Ce soulèvement populaire et le changement de gouvernement qui s’en est suivi ont fait apparaître un large consensus en faveur d’un Bangladesh exempt de toute discrimination. Par delà les différences idéologiques, politiques, générationnelles et sociales qui existent entre les diverses organisations et les individus qui ont pris part au soulèvement, on constate le souhait unanime d’une société exempte d’inégalités et de discriminations. Même les slogans tracés sur les murs exprimaient de tels messages empreints d’une grande maturité. L’exigence de mettre fin à la discrimination - si clairement exprimée par les gens dans la rue - doit maintenant être exprimée avec la même clarté par ceux qui occupent aujourd’hui des positions de pouvoir. Les murs proclament que tous les Bangladai.ses, quelle que soit leur religion - musulmane, hindoue, chrétienne ou bouddhiste - doivent jouir des mêmes droits. Ils affirment que la religion ne doit pas être utilisée à des fins politiques et posent la question des droits des peuples indigènes. Ils réclament l’égalité des sexes et un Bangladesh égalitaire. Mais qu’entendent les leaders étudiants et les membres du gouvernement par le mot « discrimination » ? Il est indispensable que ces revendications soient clairement formulées et qu’elles fassent l’objet d’une étude approfondie de ce que nous entendons réellement par « un Bangladesh sans discrimination ».
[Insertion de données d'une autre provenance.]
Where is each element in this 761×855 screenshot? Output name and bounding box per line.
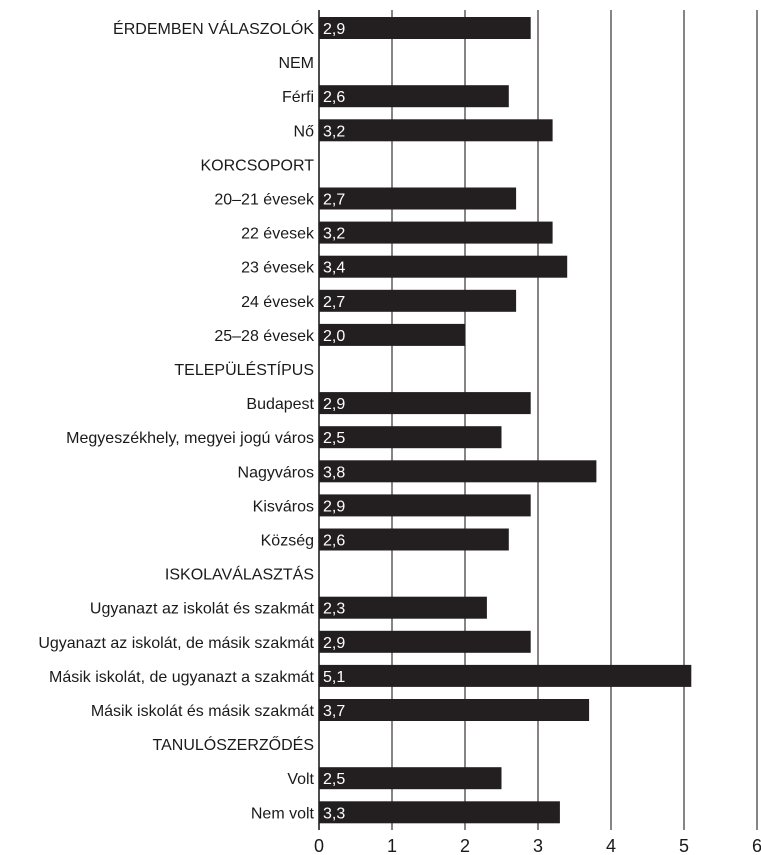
x-tick-label: 2: [460, 836, 470, 855]
bar: [319, 528, 509, 551]
bar: [319, 426, 502, 449]
category-labels: ÉRDEMBEN VÁLASZOLÓK NEM Férfi Nő KORCSOPORT 2…: [38, 19, 315, 822]
category-label: 20–21 évesek: [214, 192, 315, 209]
bar: [319, 392, 531, 415]
x-tick-label: 5: [679, 836, 689, 855]
bar: [319, 17, 531, 39]
value-label: 3,2: [323, 123, 345, 140]
value-label: 2,6: [323, 533, 345, 550]
category-label: Nem volt: [251, 805, 315, 822]
bar: [319, 767, 502, 790]
category-label: TELEPÜLÉSTÍPUS: [174, 360, 314, 379]
x-tick-label: 4: [606, 836, 616, 855]
category-label: 23 évesek: [241, 260, 315, 277]
bar: [319, 85, 509, 108]
value-label: 3,7: [323, 703, 345, 720]
value-label: 2,0: [323, 328, 345, 345]
grid-lines: [318, 10, 758, 830]
value-label: 5,1: [323, 669, 345, 686]
value-label: 2,5: [323, 430, 345, 447]
category-label: 25–28 évesek: [214, 328, 315, 345]
value-label: 2,9: [323, 21, 345, 38]
value-label: 3,2: [323, 226, 345, 243]
x-tick-label: 1: [387, 836, 397, 855]
bar: [319, 494, 531, 517]
value-label: 2,9: [323, 498, 345, 515]
category-label: Ugyanazt az iskolát és szakmát: [90, 601, 315, 618]
value-label: 2,3: [323, 601, 345, 618]
category-label: Ugyanazt az iskolát, de másik szakmát: [38, 635, 314, 652]
bar: [319, 187, 517, 210]
bars: [319, 17, 692, 824]
value-label: 2,9: [323, 396, 345, 413]
value-label: 3,3: [323, 805, 345, 822]
value-labels: 2,9 2,6 3,2 2,7 3,2 3,4 2,7 2,0 2,9 2,5 3,8 2,9 2,6 2…: [323, 21, 345, 822]
bar: [319, 699, 590, 721]
category-label: ISKOLAVÁLASZTÁS: [165, 565, 314, 584]
value-label: 2,6: [323, 89, 345, 106]
bar: [319, 289, 517, 312]
category-label: 24 évesek: [241, 294, 315, 311]
category-label: Község: [261, 533, 314, 550]
category-label: Volt: [287, 771, 314, 788]
category-label: ÉRDEMBEN VÁLASZOLÓK: [113, 19, 314, 38]
category-label: TANULÓSZERZŐDÉS: [153, 735, 315, 754]
value-label: 2,7: [323, 294, 345, 311]
bar: [319, 119, 553, 142]
bar: [319, 630, 531, 653]
bar: [319, 664, 692, 687]
x-tick-label: 6: [752, 836, 761, 855]
category-label: Másik iskolát és másik szakmát: [91, 703, 315, 720]
category-label: 22 évesek: [241, 226, 315, 243]
value-label: 2,7: [323, 192, 345, 209]
x-axis-ticks: 0 1 2 3 4 5 6: [314, 836, 761, 855]
category-label: NEM: [278, 55, 314, 72]
category-label: Férfi: [282, 89, 314, 106]
value-label: 3,4: [323, 260, 345, 277]
category-label: Kisváros: [253, 498, 314, 515]
bar: [319, 460, 597, 483]
bar: [319, 801, 560, 824]
value-label: 3,8: [323, 464, 345, 481]
bar: [319, 323, 465, 346]
category-label: Nő: [294, 123, 315, 140]
category-label: Megyeszékhely, megyei jogú város: [66, 430, 314, 447]
x-tick-label: 0: [314, 836, 324, 855]
bar: [319, 596, 487, 619]
category-label: Budapest: [246, 396, 314, 413]
category-label: KORCSOPORT: [201, 157, 315, 174]
value-label: 2,5: [323, 771, 345, 788]
x-tick-label: 3: [533, 836, 543, 855]
category-label: Nagyváros: [238, 464, 314, 481]
bar: [319, 255, 568, 278]
bar: [319, 221, 553, 244]
value-label: 2,9: [323, 635, 345, 652]
category-label: Másik iskolát, de ugyanazt a szakmát: [49, 669, 315, 686]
Quelles sont les formes de discrimination ou d’inégalité les plus répandues dans la société bangladaise à l’heure actuelle et auxquelles il faut remédier ? Si l’on se réfère aux réactions sur les réseaux sociaux, il semblerait que les personnes les plus opprimées au Bangladesh soient les hommes musulmans...
Oui, en effet, c’est ce que l’on pourrait croire. Mais si nous voulons traiter la question sérieusement, nous devons comprendre que le Bangladesh est aux prises avec diverses formes de discrimination, dont la discrimination de classe est l’une des plus importantes. Même les économistes néolibéraux reconnaissent l’augmentation significative des inégalités au Bangladesh. Au cours des deux dernières décennies, le revenu réel ou la part du PIB des 90 % les plus pauvres a diminué. Les revenus sont désormais concentrés dans les mains des 10 % les plus riches, le 1 % le plus riche se taillant la part du lion. La cause profonde de cette inégalité est à rechercher dans les mécanismes de l’économie politique.
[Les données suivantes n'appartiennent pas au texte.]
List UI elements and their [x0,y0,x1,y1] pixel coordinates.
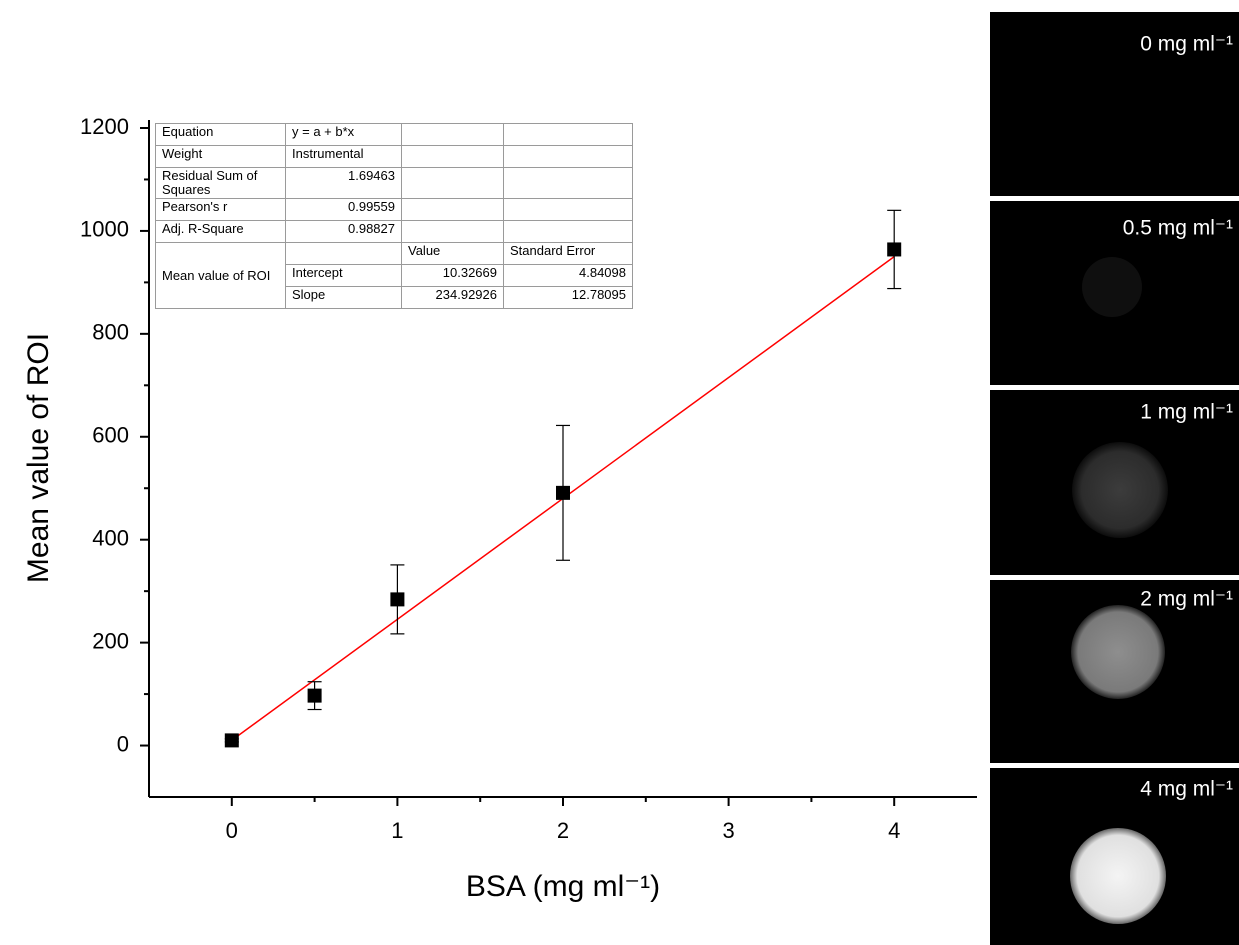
cell: 1.69463 [285,167,402,199]
cell: Equation [155,123,286,146]
spot [1072,442,1168,538]
y-tick-label: 600 [92,423,129,448]
y-tick-label: 200 [92,628,129,653]
point [390,592,405,607]
panel [990,12,1239,196]
cell: Adj. R-Square [155,220,286,243]
point [556,485,570,500]
cell: 0.99559 [285,198,402,221]
panel-label: 4 mg ml⁻¹ [1140,778,1233,801]
cell: y = a + b*x [285,123,402,146]
y-tick-label: 1200 [80,114,129,139]
cell: 0.98827 [285,220,402,243]
x-axis-title: BSA (mg ml⁻¹) [466,870,660,903]
spot [1082,257,1142,317]
x-tick-label: 4 [888,818,900,843]
cell: 234.92926 [401,286,504,309]
point [887,242,902,257]
cell: 10.32669 [401,264,504,287]
point [224,733,239,748]
x-tick-label: 3 [722,818,734,843]
cell: 12.78095 [503,286,633,309]
fit-table: Equation y = a + b*x Weight Instrumental R… [155,123,633,309]
panel-label: 2 mg ml⁻¹ [1140,588,1233,611]
panel-label: 0.5 mg ml⁻¹ [1123,217,1233,240]
y-tick-label: 1000 [80,217,129,242]
cell: Value [401,242,504,265]
cell: Mean value of ROI [155,242,286,309]
cell: Intercept [285,264,402,287]
x-tick-label: 0 [226,818,238,843]
panel-label: 1 mg ml⁻¹ [1140,401,1233,424]
panel-label: 0 mg ml⁻¹ [1140,33,1233,56]
cell: Weight [155,145,286,168]
cell: 4.84098 [503,264,633,287]
y-tick-label: 800 [92,320,129,345]
cell: Standard Error [503,242,633,265]
spot [1071,605,1165,699]
x-tick-label: 2 [557,818,569,843]
y-axis-title: Mean value of ROI [22,333,55,583]
y-tick-label: 400 [92,526,129,551]
y-tick-label: 0 [117,731,129,756]
image-panels: 0 mg ml⁻¹ 0.5 mg ml⁻¹ 1 mg ml⁻¹ 2 mg ml⁻… [990,12,1239,945]
point [307,688,322,703]
spot [1070,828,1166,924]
cell: Instrumental [285,145,402,168]
x-tick-label: 1 [391,818,403,843]
cell: Residual Sum of Squares [155,167,286,199]
cell: Pearson's r [155,198,286,221]
cell: Slope [285,286,402,309]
Nous devons nous attaquer à des questions telles que les salaires des travailleur.es, la marchandisation croissante de l’éducation et des soins de santé, et l’aliénation d’une grande partie de la population qui en découle. Des familles se ruinent pour se faire soigner ou éduquer leurs enfants. Ces phénomènes - les privations d’un côté et l’augmentation des richesses a hausse de l’autre - ont pour effet de rendre un grand nombre de personnes de plus en plus vulnérables. Ces personnes marginalisées, vivant dans la pauvreté et le dénuement, ont joué un rôle important dans le récent soulèvement. La question de savoir ce qu’il adviendra et d’elles et quels programmes seront mis en œuvre pour les sortir de leur désespérance actuelle est fondamentale.
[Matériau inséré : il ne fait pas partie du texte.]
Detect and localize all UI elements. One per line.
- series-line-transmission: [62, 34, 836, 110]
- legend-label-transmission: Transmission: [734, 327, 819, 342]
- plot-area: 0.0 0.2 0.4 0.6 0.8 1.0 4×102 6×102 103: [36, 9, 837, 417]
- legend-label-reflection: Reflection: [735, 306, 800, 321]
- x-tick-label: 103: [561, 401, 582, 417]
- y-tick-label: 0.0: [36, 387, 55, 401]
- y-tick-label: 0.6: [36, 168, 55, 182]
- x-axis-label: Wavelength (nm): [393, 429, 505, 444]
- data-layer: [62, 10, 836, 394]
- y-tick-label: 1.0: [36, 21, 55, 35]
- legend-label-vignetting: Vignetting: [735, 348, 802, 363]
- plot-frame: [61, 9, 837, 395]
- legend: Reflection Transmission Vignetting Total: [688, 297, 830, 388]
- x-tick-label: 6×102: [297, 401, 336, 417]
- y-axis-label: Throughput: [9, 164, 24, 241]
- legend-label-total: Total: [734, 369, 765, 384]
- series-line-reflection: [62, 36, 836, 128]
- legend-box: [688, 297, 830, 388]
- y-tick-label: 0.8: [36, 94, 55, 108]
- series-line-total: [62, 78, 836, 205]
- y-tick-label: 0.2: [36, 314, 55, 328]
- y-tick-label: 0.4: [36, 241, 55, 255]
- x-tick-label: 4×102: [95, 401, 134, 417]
La deuxième manifestation de la discrimination est celle qui est fondée sur le genre, non seulement entre hommes et femmes, mais aussi avec les autres genres. Cette discrimination existe aussi bien à l’intérieur qu’à l’extérieur de la maison. Nous devons reconnaître l’existence des différents genres et les respecter. Il faut s’attaquer également à la discrimination dans des domaines tels que les droits de propriété, l’emploi et la mobilité. Par exemple, une femme qui s’habille ou qui se déplace librement est souvent exposée à des restrictions et à des obstacles d’ordre social. Récemment, nous avons vu un homme s’en prendre à plusieurs femmes en raison de leurs vêtements ou parce qu’elles étaient assises seules sur la plage.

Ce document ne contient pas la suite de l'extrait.